Lord Halifax was accompanied on this mission by Sir John Vanburgh in his official capacity of Clarenceux King of Arms, who invested the Electoral Prince with the insignia of the Garter. Another and more famous Englishman, Joseph Addison, came with Halifax as secretary to the mission. It was on this occasion Addison first saw Caroline, his future benefactress, and he expressed himself enthusiastically concerning her beauty and talents.

The presence of the English mission added in no small degree to the brilliance of the wedding festivities, which after tedious ceremonial at last came to an end, and the bride and bridegroom departed for Berlin. It was not a peaceful domestic outlook for Sophie Dorothea, nor did it prove so; but she and her husband were sincerely attached to one another, and despite many violent quarrels and much provocation on either side, they managed to live together until their union was broken by death. Seven years after his marriage, by the death of his father, Frederick William ascended the throne, and Sophie Dorothea became the second Queen of Prussia. But what will cause her name to be remembered throughout all generations is that she was the mother of Frederick the Great.

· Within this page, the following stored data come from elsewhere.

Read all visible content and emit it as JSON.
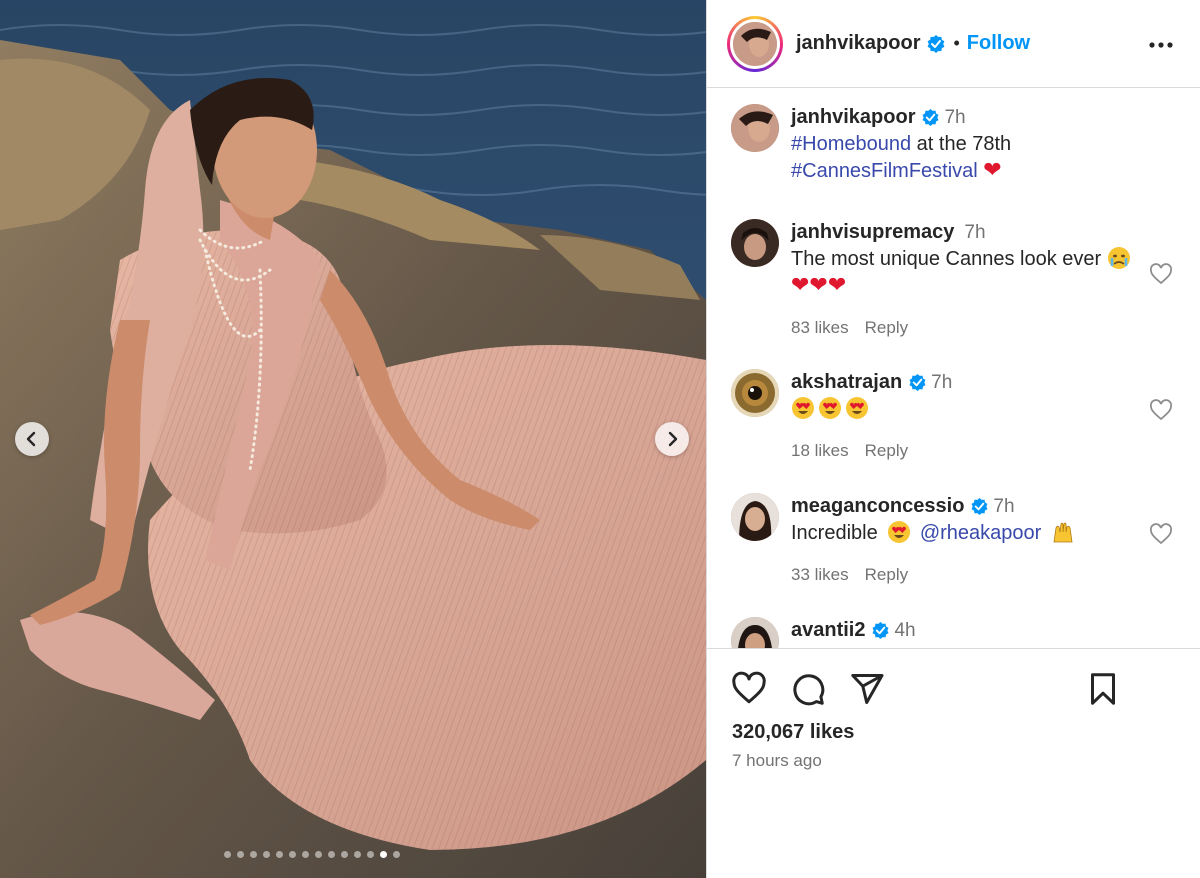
{
  "post": {
    "author": "janhvikapoor",
    "follow_label": "Follow",
    "separator": "•",
    "likes": "320,067 likes",
    "time_ago": "7 hours ago",
    "carousel": {
      "count": 14,
      "active_index": 12
    }
  },
  "caption": {
    "username": "janhvikapoor",
    "time": "7h",
    "hashtag1": "#Homebound",
    "text_mid": " at the 78th",
    "hashtag2": "#CannesFilmFestival"
  },
  "comments": [
    {
      "username": "janhvisupremacy",
      "time": "7h",
      "text": "The most unique Cannes look ever",
      "likes": "83 likes",
      "reply": "Reply",
      "verified": false
    },
    {
      "username": "akshatrajan",
      "time": "7h",
      "text": "",
      "likes": "18 likes",
      "reply": "Reply",
      "verified": true
    },
    {
      "username": "meaganconcessio",
      "time": "7h",
      "text": "Incredible",
      "mention": "@rheakapoor",
      "likes": "33 likes",
      "reply": "Reply",
      "verified": true
    },
    {
      "username": "avantii2",
      "time": "4h",
      "verified": true
    }
  ],
  "icons": [
    "verified-badge-icon",
    "more-options-icon",
    "like-heart-icon",
    "comment-icon",
    "share-icon",
    "save-bookmark-icon",
    "chevron-left-icon",
    "chevron-right-icon"
  ],
  "colors": {
    "link": "#0095f6",
    "hashtag": "#3949ab",
    "muted": "#737373",
    "verified": "#0095f6"
  }
}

FOOTNOTES TO BOOK I, CHAPTER IV:

[20] Short genealogical table showing the descent of his Majesty King Edward VII. from James I., the Electress Sophia and Caroline of Ansbach:—

James I.
|
Elizabeth, Queen of Bohemia.
|
Sophia, Electress of Hanover.
|
George I.
|
George II. = Caroline of Ansbach.
|
Frederick, Prince of Wales.
|
George III.
|
Duke of Kent.
|
Queen Victoria.
|
Edward VII.

[21] Letter of Leibniz to the Princess of Hohenzollern-Heckingen, Hanover, 25th February, 1702. Some passages in this letter are omitted as unfit for publication.

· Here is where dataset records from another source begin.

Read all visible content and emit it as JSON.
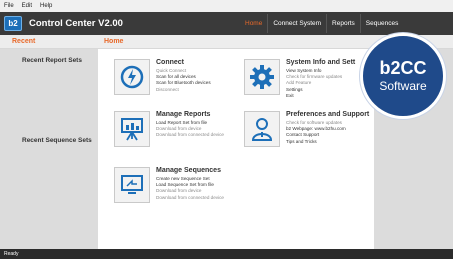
{
  "menu": [
    "File",
    "Edit",
    "Help"
  ],
  "app": {
    "logo_text": "b2",
    "title": "Control Center V2.00"
  },
  "nav": [
    {
      "label": "Home",
      "active": true
    },
    {
      "label": "Connect System",
      "active": false
    },
    {
      "label": "Reports",
      "active": false
    },
    {
      "label": "Sequences",
      "active": false
    }
  ],
  "sub": {
    "recent": "Recent",
    "home": "Home"
  },
  "sidebar": {
    "recent_reports": "Recent Report Sets",
    "recent_sequences": "Recent Sequence Sets"
  },
  "tiles": {
    "connect": {
      "title": "Connect",
      "icon": "power-icon",
      "links": [
        {
          "text": "Quick Connect",
          "enabled": false
        },
        {
          "text": "Scan for all devices",
          "enabled": true
        },
        {
          "text": "Scan for Bluetooth devices",
          "enabled": true
        },
        {
          "text": "Disconnect",
          "enabled": false
        }
      ]
    },
    "system": {
      "title": "System Info and Sett",
      "icon": "gear-icon",
      "links": [
        {
          "text": "View System Info",
          "enabled": true
        },
        {
          "text": "Check for firmware updates",
          "enabled": false
        },
        {
          "text": "Add Feature",
          "enabled": false
        },
        {
          "text": "Settings",
          "enabled": true
        },
        {
          "text": "Exit",
          "enabled": true
        }
      ]
    },
    "reports": {
      "title": "Manage Reports",
      "icon": "report-board-icon",
      "links": [
        {
          "text": "Load Report Set from file",
          "enabled": true
        },
        {
          "text": "Download from device",
          "enabled": false
        },
        {
          "text": "Download from connected device",
          "enabled": false
        }
      ]
    },
    "prefs": {
      "title": "Preferences and Support",
      "icon": "person-support-icon",
      "links": [
        {
          "text": "Check for software updates",
          "enabled": false
        },
        {
          "text": "b2 Webpage: www.b2hu.com",
          "enabled": true
        },
        {
          "text": "Contact Support",
          "enabled": true
        },
        {
          "text": "Tips and Tricks",
          "enabled": true
        }
      ]
    },
    "sequences": {
      "title": "Manage Sequences",
      "icon": "monitor-sequence-icon",
      "links": [
        {
          "text": "Create new Sequence Set",
          "enabled": true
        },
        {
          "text": "Load Sequence Set from file",
          "enabled": true
        },
        {
          "text": "Download from device",
          "enabled": false
        },
        {
          "text": "Download from connected device",
          "enabled": false
        }
      ]
    }
  },
  "badge": {
    "line1": "b2CC",
    "line2": "Software"
  },
  "status": {
    "text": "Ready"
  },
  "colors": {
    "accent": "#e8692a",
    "brand_blue": "#1d6fb8",
    "badge_blue": "#1f4a8a"
  }
}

[22] Nero is satirised under the name of Trimalchio by Petronius Arbiter in the Satyricon, and the description of his banquet is gross in the extreme. A comparison of Petronius’s account of the banquet in the Satyricon with Leibniz’s description of the fête at Hanover will show how closely the Electoral Court followed the Roman original.

[23] Dr. A. W. Ward, the greatest English authority on Hanoverian history, has brought this point out clearly in his Notes on the Personal Union between England and Hanover.

[24] Howe’s Despatch, Hanover, 18th February, 1706.